В доме Томпсонов все было таким мирным и спокойным. Но семилетняя Сивилла была уверена, что, как только она уйдет, миссис Томпсон начнет творить с Лори ужасные вещи, которые творят все матери.
Предположение, что ее образ жизни является нормой, не улучшало ее положения и не уменьшало той бессильной, не находящей выражения ярости, которая пряталась в Сивилле с младенчества. Ярость вспыхивала, когда вместо материнской груди появлялся ненавистный жесткий резиновый наконечник клизмы и когда тюремщик игнорировал крики одиннадцатимесячной узницы, прикованной к креслу. Однако самая страшная ярость, накапливающаяся, но подавляемая, рождалась вместе с растущим пониманием того, что выхода, исхода из этой камеры пыток нет. Чем интенсивней становилась эта ярость, тем сильнее она подавлялась. Чем сильнее она подавлялась, тем сильнее становилось чувство собственного бессилия; чем сильнее было чувство бессилия, тем больше была ярость. Это был бесконечный цикл накапливания безысходного гнева.

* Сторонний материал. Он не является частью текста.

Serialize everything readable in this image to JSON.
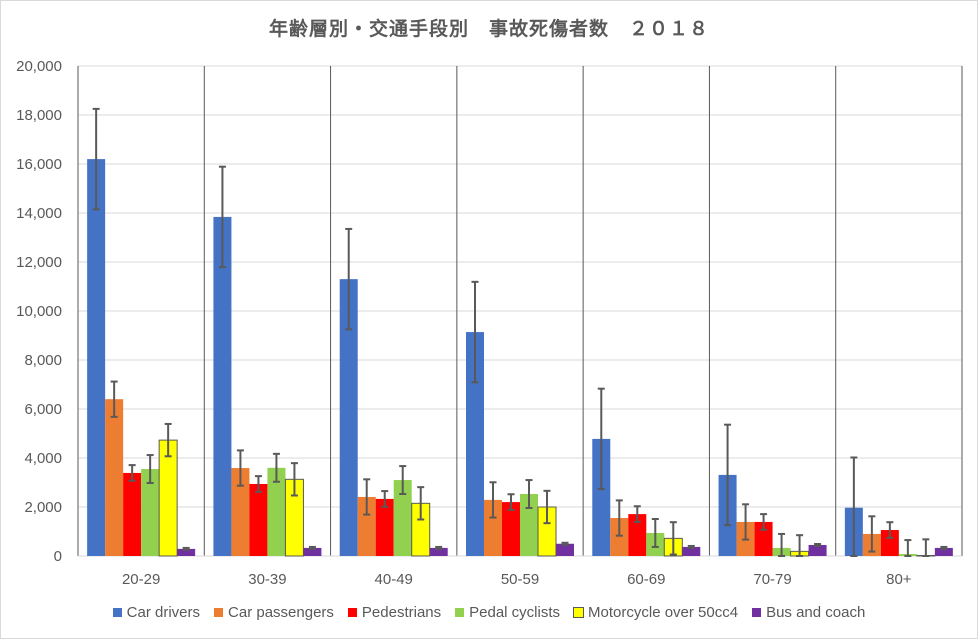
{
  "chart_data": {
    "type": "bar",
    "title": "年齢層別・交通手段別　事故死傷者数　２０１８",
    "xlabel": "",
    "ylabel": "",
    "ylim": [
      0,
      20000
    ],
    "yticks": [
      "0",
      "2,000",
      "4,000",
      "6,000",
      "8,000",
      "10,000",
      "12,000",
      "14,000",
      "16,000",
      "18,000",
      "20,000"
    ],
    "grid": true,
    "legend_position": "bottom",
    "categories": [
      "20-29",
      "30-39",
      "40-49",
      "50-59",
      "60-69",
      "70-79",
      "80+"
    ],
    "series": [
      {
        "name": "Car drivers",
        "color": "#4472c4",
        "values": [
          16200,
          13840,
          11300,
          9140,
          4780,
          3310,
          1970
        ],
        "error": 2050
      },
      {
        "name": "Car passengers",
        "color": "#ed7d31",
        "values": [
          6400,
          3590,
          2410,
          2290,
          1550,
          1390,
          900
        ],
        "error": 720
      },
      {
        "name": "Pedestrians",
        "color": "#ff0000",
        "values": [
          3390,
          2940,
          2330,
          2200,
          1710,
          1390,
          1060
        ],
        "error": 320
      },
      {
        "name": "Pedal cyclists",
        "color": "#92d050",
        "values": [
          3550,
          3600,
          3100,
          2530,
          940,
          330,
          80
        ],
        "error": 570
      },
      {
        "name": "Motorcycle over 50cc4",
        "color": "#ffff00",
        "values": [
          4730,
          3130,
          2150,
          2000,
          720,
          190,
          20
        ],
        "error": 660
      },
      {
        "name": "Bus and coach",
        "color": "#7030a0",
        "values": [
          290,
          330,
          330,
          500,
          370,
          450,
          330
        ],
        "error": 40
      }
    ]
  }
}
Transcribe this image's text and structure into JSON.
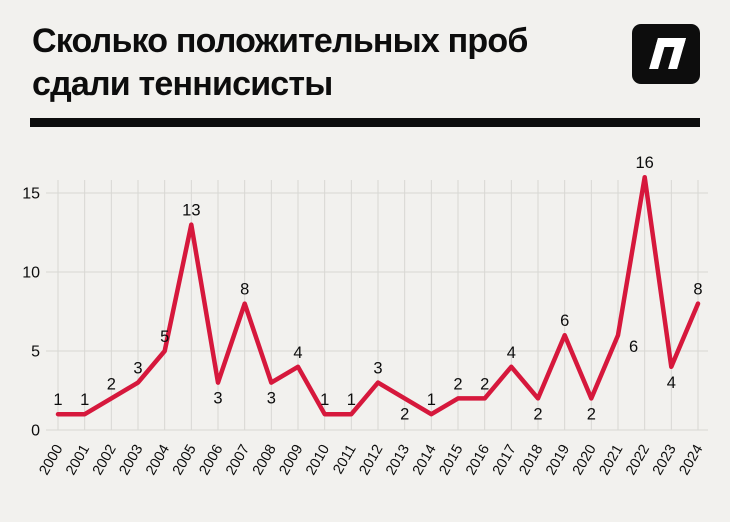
{
  "page": {
    "background": "#f2f1ee"
  },
  "header": {
    "title_line1": "Сколько положительных проб",
    "title_line2": "сдали теннисисты",
    "logo_name": "brand-logo"
  },
  "chart_data": {
    "type": "line",
    "title": "Сколько положительных проб сдали теннисисты",
    "x": [
      "2000",
      "2001",
      "2002",
      "2003",
      "2004",
      "2005",
      "2006",
      "2007",
      "2008",
      "2009",
      "2010",
      "2011",
      "2012",
      "2013",
      "2014",
      "2015",
      "2016",
      "2017",
      "2018",
      "2019",
      "2020",
      "2021",
      "2022",
      "2023",
      "2024"
    ],
    "values": [
      1,
      1,
      2,
      3,
      5,
      13,
      3,
      8,
      3,
      4,
      1,
      1,
      3,
      2,
      1,
      2,
      2,
      4,
      2,
      6,
      2,
      6,
      16,
      4,
      8
    ],
    "label_positions": [
      "above",
      "above",
      "above",
      "above",
      "above",
      "above",
      "below",
      "above",
      "below",
      "above",
      "above",
      "above",
      "above",
      "below",
      "above",
      "above",
      "above",
      "above",
      "below",
      "above",
      "below",
      "below-right",
      "above",
      "below",
      "above"
    ],
    "yticks": [
      0,
      5,
      10,
      15
    ],
    "ylim": [
      0,
      16.5
    ],
    "xlabel": "",
    "ylabel": "",
    "grid": true,
    "legend": "none",
    "line_color": "#d6183c",
    "grid_color": "#d8d7d3",
    "text_color": "#0d0d0d"
  }
}
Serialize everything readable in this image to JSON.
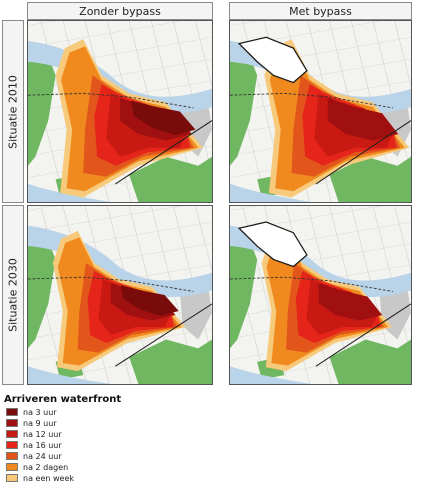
{
  "columns": {
    "left": "Zonder bypass",
    "right": "Met bypass"
  },
  "rows": {
    "top": "Situatie 2010",
    "bottom": "Situatie 2030"
  },
  "legend": {
    "title": "Arriveren waterfront",
    "items": [
      {
        "label": "na 3 uur",
        "color": "#7a0b0b"
      },
      {
        "label": "na 9 uur",
        "color": "#a01010"
      },
      {
        "label": "na 12 uur",
        "color": "#c81a12"
      },
      {
        "label": "na 16 uur",
        "color": "#e5241a"
      },
      {
        "label": "na 24 uur",
        "color": "#e2561c"
      },
      {
        "label": "na 2 dagen",
        "color": "#f08a1e"
      },
      {
        "label": "na een week",
        "color": "#f7c97a"
      }
    ]
  },
  "map_colors": {
    "water": "#b9d3e8",
    "forest": "#6fb760",
    "urban": "#c8c8c8",
    "bypass_outline": "#1a1a1a"
  }
}
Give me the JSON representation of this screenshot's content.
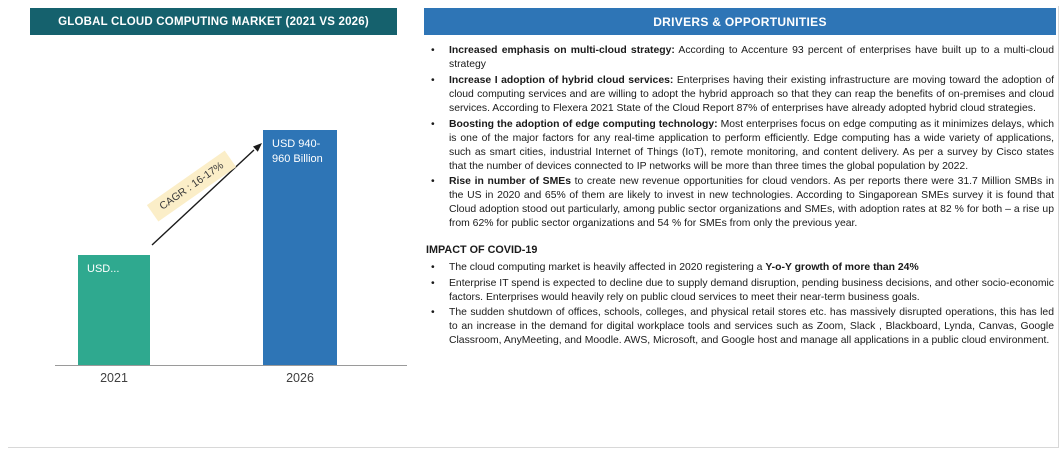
{
  "chart_data": {
    "type": "bar",
    "title": "GLOBAL CLOUD COMPUTING MARKET (2021 VS 2026)",
    "categories": [
      "2021",
      "2026"
    ],
    "values": [
      445,
      950
    ],
    "bar_labels": [
      "USD...",
      "USD 940-960 Billion"
    ],
    "annotation": "CAGR : 16-17%",
    "xlabel": "",
    "ylabel": "",
    "ylim": [
      0,
      1000
    ],
    "unit": "USD Billion",
    "grid": false,
    "legend": false
  },
  "colors": {
    "left_header_bg": "#15616D",
    "right_header_bg": "#2E75B6",
    "bar_2021": "#2FA98F",
    "bar_2026": "#2E75B6",
    "cagr_highlight_bg": "#FBEEC8"
  },
  "left_panel": {
    "title": "GLOBAL CLOUD COMPUTING MARKET (2021 VS 2026)"
  },
  "right_panel": {
    "title": "DRIVERS & OPPORTUNITIES",
    "drivers": [
      {
        "pre": "",
        "bold": "Increased emphasis on multi-cloud strategy:",
        "post": " According to Accenture 93 percent of enterprises have built up to a multi-cloud strategy"
      },
      {
        "pre": "",
        "bold": "Increase I adoption of hybrid cloud services:",
        "post": " Enterprises having their existing infrastructure are moving toward the adoption of cloud computing services and are willing to adopt the hybrid approach so that they can reap the benefits of on-premises and cloud services. According to Flexera 2021 State of the Cloud Report 87% of enterprises have already adopted hybrid cloud strategies."
      },
      {
        "pre": "",
        "bold": "Boosting the adoption of edge computing technology:",
        "post": " Most enterprises focus on edge computing as it minimizes delays, which is one of the major factors for any real-time application to perform efficiently. Edge computing has a wide variety of applications, such as smart cities, industrial Internet of Things (IoT), remote monitoring, and content delivery. As per a survey by Cisco states that the number of devices connected to IP networks will be more than three times the global population by 2022."
      },
      {
        "pre": "",
        "bold": "Rise in number of SMEs",
        "post": " to create new revenue opportunities for cloud vendors. As per reports there were 31.7 Million SMBs in the US in 2020 and 65% of them are likely to invest in new technologies. According to Singaporean SMEs survey it is found that Cloud adoption stood out particularly, among public sector organizations and SMEs, with adoption rates at 82 % for both – a rise up from 62% for public sector organizations and 54 % for SMEs from only the previous year."
      }
    ],
    "covid": {
      "heading": "IMPACT OF COVID-19",
      "bullets": [
        {
          "pre": "The cloud computing market is heavily affected in 2020 registering a ",
          "bold": "Y-o-Y growth of more than 24%",
          "post": ""
        },
        {
          "pre": "Enterprise IT spend is expected to decline due to supply demand disruption, pending business decisions, and other socio-economic factors. Enterprises would heavily rely on public cloud services to meet their near-term business goals.",
          "bold": "",
          "post": ""
        },
        {
          "pre": "The sudden shutdown of offices, schools, colleges, and physical retail stores etc. has massively disrupted operations, this has led to an increase in the demand for digital workplace tools and services such as Zoom, Slack , Blackboard, Lynda, Canvas, Google Classroom, AnyMeeting, and Moodle. AWS, Microsoft, and Google host and manage all applications in a public cloud environment.",
          "bold": "",
          "post": ""
        }
      ]
    }
  }
}
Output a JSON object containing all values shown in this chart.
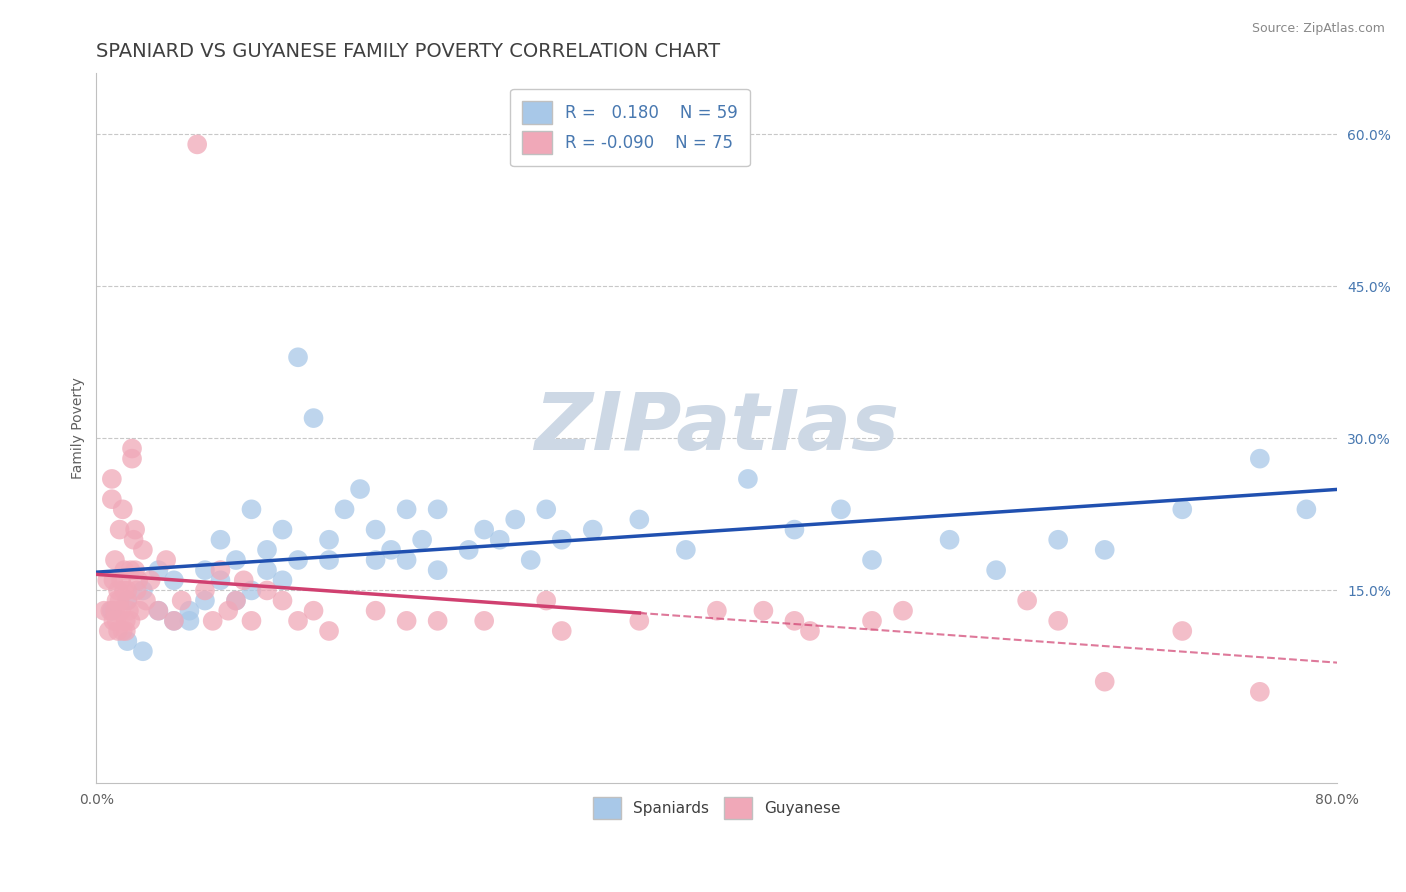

Мать терзала и пугала Сивиллу, а Сивилла ничего не могла поделать. И что, наверное, еще хуже, Сивилла не осмеливалась позволить кому-нибудь другому сделать что-нибудь.
Сивилла любила свою бабушку, но та не вмешалась, когда мать сказала: «Бабушка, не садись рядом с Сивиллой. Она наказана». Бабушка не вмешалась, когда мать толкнула Сивиллу, спускавшуюся по лестнице. Бабушка спросила, что случилось, и мать ответила: «Ты же знаешь, какие дети неуклюжие. Она споткнулась на лестнице». Гнев, который Сивилла испытывала по отношению к бабушке, был сдержанным.
Отец тоже не вмешивался. Неужели он не понимал, что означают крючок для застегивания башмаков, вывихнутое плечо, поврежденная гортань, обожженная рука, бусина в носу, зернохранилище, синяки под глазами, распухшие губы? Нет, ее отец отказывался понимать все это.